А новая жизнь все разрасталась в ней. Пришла легкомысленная способность грезить о чем-то неосязаемом, аморфном, но столь сладостно-влекущем. То она мыслями на каком-то острове, где все дико, первобытно, и она повелевает, и к ней ластятся гладкие звери, а ее дети теребят грудь... То увлекает Марию странствие по неизвестным дорогам: грязь выдавливается между пальцами ног, грубое сукно балахона трет колени, кто-то с двух сторон тянет за подол, но она продолжает идти... Видения серых несчастных городов, зловоние, кого-то сжигают на площади, и собаки с длинными мордами смиренно ждут, пока околеет задавленная каретой их соплеменница...
Стоило очнуться, и пробирал страх: откуда, откуда такое помнит Мария? Как она могла помнить то, чего с ней никогда не было, о чем не думала прежде и вовсе не знала? Разве уже жила когда-то?..
"Я схожу с ума, - ужасалась она, но страх не преодолевал безразличия, наоборот, манила бездна, в глубине которой возникали странные видения, лица, запахи, боль и сладострастие. - Пусть! Пусть! Никто не хочет понять меня, эти фанатики уже в Сонрае! И дети рвутся туда же, в этот крематорий наслаждений..."
Словно все ниже и ниже опускалась она в колодец одиночества. Свет наверху тускнел и отдалялся. И тут внезапно так захотелось увидеть детей, потрогать их кожу, что она, не мешкая, решилась. Срок свидания, правда, уже миновал, но она надеялась пробиться: кто может воспрепятствовать матери?! Уже собралась, блаженно удерживая улыбку, нагнулась бережно, чтобы, обуваясь, не потревожить этого, нового, и не сдержала стона. Как же она покажется детям, ведь беременность уже заметна? Как объяснить им? И зачем? А вдруг будут подозревать, иронизировать?.. Это же такие жестокие существа, они ни за что не примут своего собрата. Они отторгнут даже родное.
Одна.
Но по вечерам и ночам, как наваждение, думалось только о нем, а он, оказывается не терпел печали. Чем настоятельнее повелевала ею новая, зародившаяся в ней жизнь, тем слабее угнетало одиночество. Разве она одна, когда он понимает ее, сочувствует и требует спокойствия? Ах, господи... Она клала руку на живот, надавливала чуть-чуть, тотчас же ответно и раздраженно толкали. Здесь у него ножка, - умилялась она и утирала ладонью глаза: какой стала, что он сделал с ней!
Чувство обреченности сменялось холодным цинизмом. Конечно, своей ненормальностью он влияет и на нее, превратил в киселеобразную плаксивую самку, парализовал волю.
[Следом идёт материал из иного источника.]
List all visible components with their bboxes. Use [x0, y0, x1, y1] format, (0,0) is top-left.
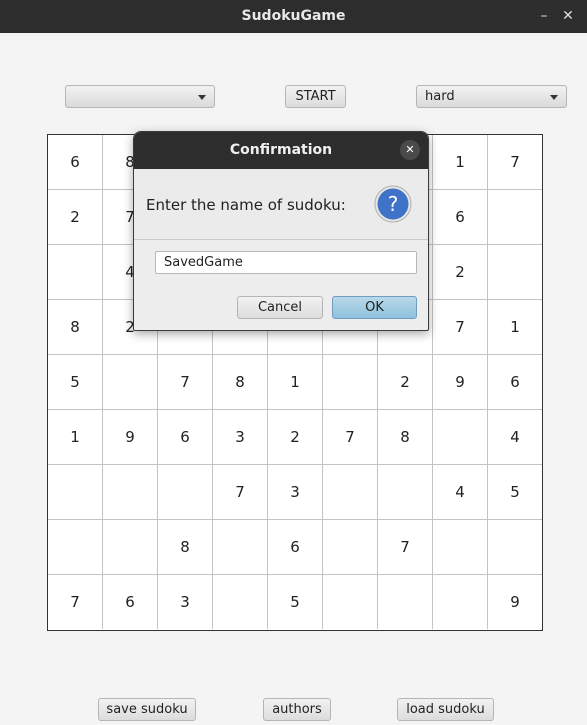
sudoku-cell[interactable]: 1 [433, 135, 488, 190]
sudoku-cell[interactable] [488, 190, 542, 245]
sudoku-cell[interactable]: 5 [48, 355, 103, 410]
sudoku-cell[interactable]: 8 [158, 520, 213, 575]
sudoku-cell[interactable] [323, 575, 378, 629]
chevron-down-icon [550, 95, 558, 100]
dialog-titlebar: Confirmation ✕ [134, 132, 428, 169]
load-sudoku-button[interactable]: load sudoku [397, 698, 494, 721]
sudoku-cell[interactable]: 7 [488, 135, 542, 190]
sudoku-cell[interactable]: 2 [268, 410, 323, 465]
sudoku-cell[interactable]: 3 [213, 410, 268, 465]
ok-button[interactable]: OK [332, 296, 417, 319]
difficulty-select-value: hard [425, 89, 455, 104]
sudoku-cell[interactable] [158, 465, 213, 520]
window-titlebar: SudokuGame – ✕ [0, 0, 587, 33]
sudoku-cell[interactable]: 7 [213, 465, 268, 520]
difficulty-select[interactable]: hard [416, 85, 567, 108]
sudoku-cell[interactable]: 6 [48, 135, 103, 190]
sudoku-cell[interactable]: 4 [433, 465, 488, 520]
sudoku-cell[interactable]: 6 [103, 575, 158, 629]
sudoku-cell[interactable] [488, 245, 542, 300]
sudoku-cell[interactable]: 3 [158, 575, 213, 629]
sudoku-cell[interactable] [103, 465, 158, 520]
sudoku-cell[interactable]: 6 [158, 410, 213, 465]
sudoku-cell[interactable]: 7 [158, 355, 213, 410]
sudoku-cell[interactable]: 7 [323, 410, 378, 465]
sudoku-cell[interactable]: 9 [433, 355, 488, 410]
dialog-prompt: Enter the name of sudoku: [146, 196, 346, 214]
dialog-title: Confirmation [229, 142, 333, 158]
confirmation-dialog: Confirmation ✕ Enter the name of sudoku:… [133, 131, 429, 331]
sudoku-cell[interactable] [323, 520, 378, 575]
sudoku-cell[interactable]: 4 [488, 410, 542, 465]
dialog-close-button[interactable]: ✕ [400, 140, 420, 160]
sudoku-cell[interactable]: 2 [48, 190, 103, 245]
svg-text:?: ? [388, 192, 399, 216]
sudoku-cell[interactable]: 5 [488, 465, 542, 520]
minimize-button[interactable]: – [533, 0, 555, 33]
sudoku-name-input[interactable] [155, 251, 417, 274]
sudoku-cell[interactable]: 7 [48, 575, 103, 629]
sudoku-cell[interactable]: 3 [268, 465, 323, 520]
sudoku-cell[interactable]: 2 [378, 355, 433, 410]
sudoku-cell[interactable] [323, 465, 378, 520]
sudoku-cell[interactable] [213, 520, 268, 575]
sudoku-cell[interactable]: 5 [268, 575, 323, 629]
sudoku-cell[interactable] [48, 465, 103, 520]
sudoku-select[interactable] [65, 85, 215, 108]
sudoku-cell[interactable]: 6 [268, 520, 323, 575]
sudoku-cell[interactable]: 1 [488, 300, 542, 355]
sudoku-cell[interactable]: 8 [213, 355, 268, 410]
sudoku-cell[interactable] [433, 520, 488, 575]
authors-button[interactable]: authors [263, 698, 331, 721]
sudoku-cell[interactable] [213, 575, 268, 629]
sudoku-cell[interactable]: 8 [48, 300, 103, 355]
sudoku-cell[interactable] [323, 355, 378, 410]
sudoku-cell[interactable] [488, 520, 542, 575]
close-window-button[interactable]: ✕ [557, 0, 579, 33]
dialog-header: Enter the name of sudoku: ? [134, 169, 428, 240]
sudoku-cell[interactable]: 6 [488, 355, 542, 410]
sudoku-cell[interactable] [378, 465, 433, 520]
sudoku-cell[interactable]: 1 [268, 355, 323, 410]
sudoku-cell[interactable]: 7 [378, 520, 433, 575]
sudoku-cell[interactable] [378, 575, 433, 629]
question-icon: ? [374, 185, 412, 223]
sudoku-cell[interactable] [433, 575, 488, 629]
chevron-down-icon [198, 95, 206, 100]
sudoku-cell[interactable]: 2 [433, 245, 488, 300]
sudoku-cell[interactable] [433, 410, 488, 465]
sudoku-cell[interactable]: 1 [48, 410, 103, 465]
sudoku-cell[interactable]: 9 [103, 410, 158, 465]
sudoku-cell[interactable]: 7 [433, 300, 488, 355]
sudoku-cell[interactable] [48, 520, 103, 575]
cancel-button[interactable]: Cancel [237, 296, 323, 319]
sudoku-cell[interactable]: 9 [488, 575, 542, 629]
save-sudoku-button[interactable]: save sudoku [98, 698, 196, 721]
sudoku-cell[interactable]: 6 [433, 190, 488, 245]
sudoku-cell[interactable]: 8 [378, 410, 433, 465]
sudoku-cell[interactable] [48, 245, 103, 300]
sudoku-cell[interactable] [103, 355, 158, 410]
start-button[interactable]: START [285, 85, 346, 108]
window-title: SudokuGame [241, 8, 346, 24]
sudoku-cell[interactable] [103, 520, 158, 575]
Ничего, ждать осталось недолго. Пусть ворочается, пусть бьется...
Но циническое не могло устоять перед торжествующе-трагичным таинством сотворения человека.
11
Эльза оказалась провидицей - опередила. Правда, родился восьмимесячный ребенок. Малыш имел нормальную реакцию, никаких отклонений у него не замечалось. Но Эльзу Мария нашла совершенно иной. Она изрядно пополнела, с лица еще не сошла припухлость, присущая роженицам. Чем бы она ни занималась, - меняла пеленки или кормила ребенка, - на нее вдруг находило глубокое оцепенение, взгляд терял силу, словно она прислушивалась к какому-то тревожному, властному зову из недр земли, как это бывает у животных перед землетрясением. Лишь любуясь сыном, Эльза становилась прежней, иронично-доброй и чувствительной.
- Нет, ты посмотри, что он натворил! - восхищенно-счастливая, она показывала на стену, где еще не просох пунктирный след. - И меня описал, негодник! Что гы-гы! Тебе смешно, да? Ему смешно, посмотрите-ка! Ну-ка, покажем Марии, какие мы рослые. Во, пятьдесят пять сантиметров!.. Ой, а это что за пупырышки?! Замерз, маленький! Не хнычь, не хнычь... Сейчас мама Эльза тебя укутает, даст молочка и бай-бай... Вот так нам будет теплее...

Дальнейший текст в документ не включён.